Africa

Sudan: UN authorises peacekeepers for Abyei

  • 27 June 2011
  • From the section Africa
A truck piled with looted items in the disputed Sudanese town of Abyei, 28 May 2011
More than 70,000 people have fled the fighting in Abyei

The UN Security Council has voted unanimously to send a 4,200-strong Ethiopian peacekeeping force to the disputed Sudanese territory of Abyei.

The force will monitor the withdrawal of Sudanese troops from Abyei, as well as human rights in the region.

Northern forces occupied Abyei in May, heightening tensions ahead of South Sudan's independence on 9 July.

Aid workers also report continued bombing in South Kordofan, which borders both Abyei and South Sudan.

The clashes have raised fears of a renewal of Sudan's 21-year, north-south conflict.

More than 170,000 people have fled the fighting in the two regions.

'Unauthorised elements'

The resolution establishes a new UN peacekeeping force, called the United Nations Interim Security Force for Abyei, or UNISFA.

It comes a week after northern and southern leaders signed a deal in Addis Ababa, Ethiopia, to demilitarise Abyei and let Ethiopian troops monitor the peace.

Sudan's ambassador to the UN, Daffa-Alla Elhag Ali Osman, said northern forces would withdraw as soon as the Ethiopian troops had been deployed.
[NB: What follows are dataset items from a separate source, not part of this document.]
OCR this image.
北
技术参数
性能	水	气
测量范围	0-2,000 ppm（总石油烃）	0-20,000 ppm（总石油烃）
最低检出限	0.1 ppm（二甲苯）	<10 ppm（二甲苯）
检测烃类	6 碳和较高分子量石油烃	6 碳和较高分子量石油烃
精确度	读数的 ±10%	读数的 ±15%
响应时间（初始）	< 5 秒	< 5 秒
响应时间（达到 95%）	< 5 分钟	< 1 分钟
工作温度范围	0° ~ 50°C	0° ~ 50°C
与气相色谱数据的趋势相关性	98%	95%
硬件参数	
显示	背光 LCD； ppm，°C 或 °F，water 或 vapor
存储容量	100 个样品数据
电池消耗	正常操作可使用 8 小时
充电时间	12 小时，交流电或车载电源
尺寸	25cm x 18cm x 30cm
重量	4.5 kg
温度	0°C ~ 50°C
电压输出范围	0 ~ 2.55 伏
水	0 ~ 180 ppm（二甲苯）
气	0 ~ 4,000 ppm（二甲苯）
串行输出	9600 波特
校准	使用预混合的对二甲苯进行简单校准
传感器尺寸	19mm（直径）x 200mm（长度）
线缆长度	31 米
French UN ambassador, Gerard Araud, called the force's mandate "robust" .

The resolution also orders UNISFA to protect civilians and to "protect the Abyei area from incursions by unauthorised elements".

Humanitarian sources have told the BBC that five bombs were dropped from an Antonov aircraft on the village of Kurchi in South Kordofan.

Sixteen people were killed - including an eight-month-old baby and a three-year-old, they say.

The BBC has seen disturbing photos of the dead - in some cases their bodies torn apart by the bombs.

Northern forces have been accused of bombing parts of South Kordofan inhabited by ethnic Nubans, who largely supported the south during the civil war.

The fighting broke out after pro-southern groups were ordered to disarm after Ahmed Haroun was declared the winner of recent governorship elections.

Mr Haroun is wanted by the International Criminal Court for alleged crimes against humanity committed in Darfur.

Over the weekend, Mr Haroun said the situation was now safe and people have started to return to their homes.

However, human rights group Amnesty International accused the authorities of forcing the displaced to go home despite continuing violence.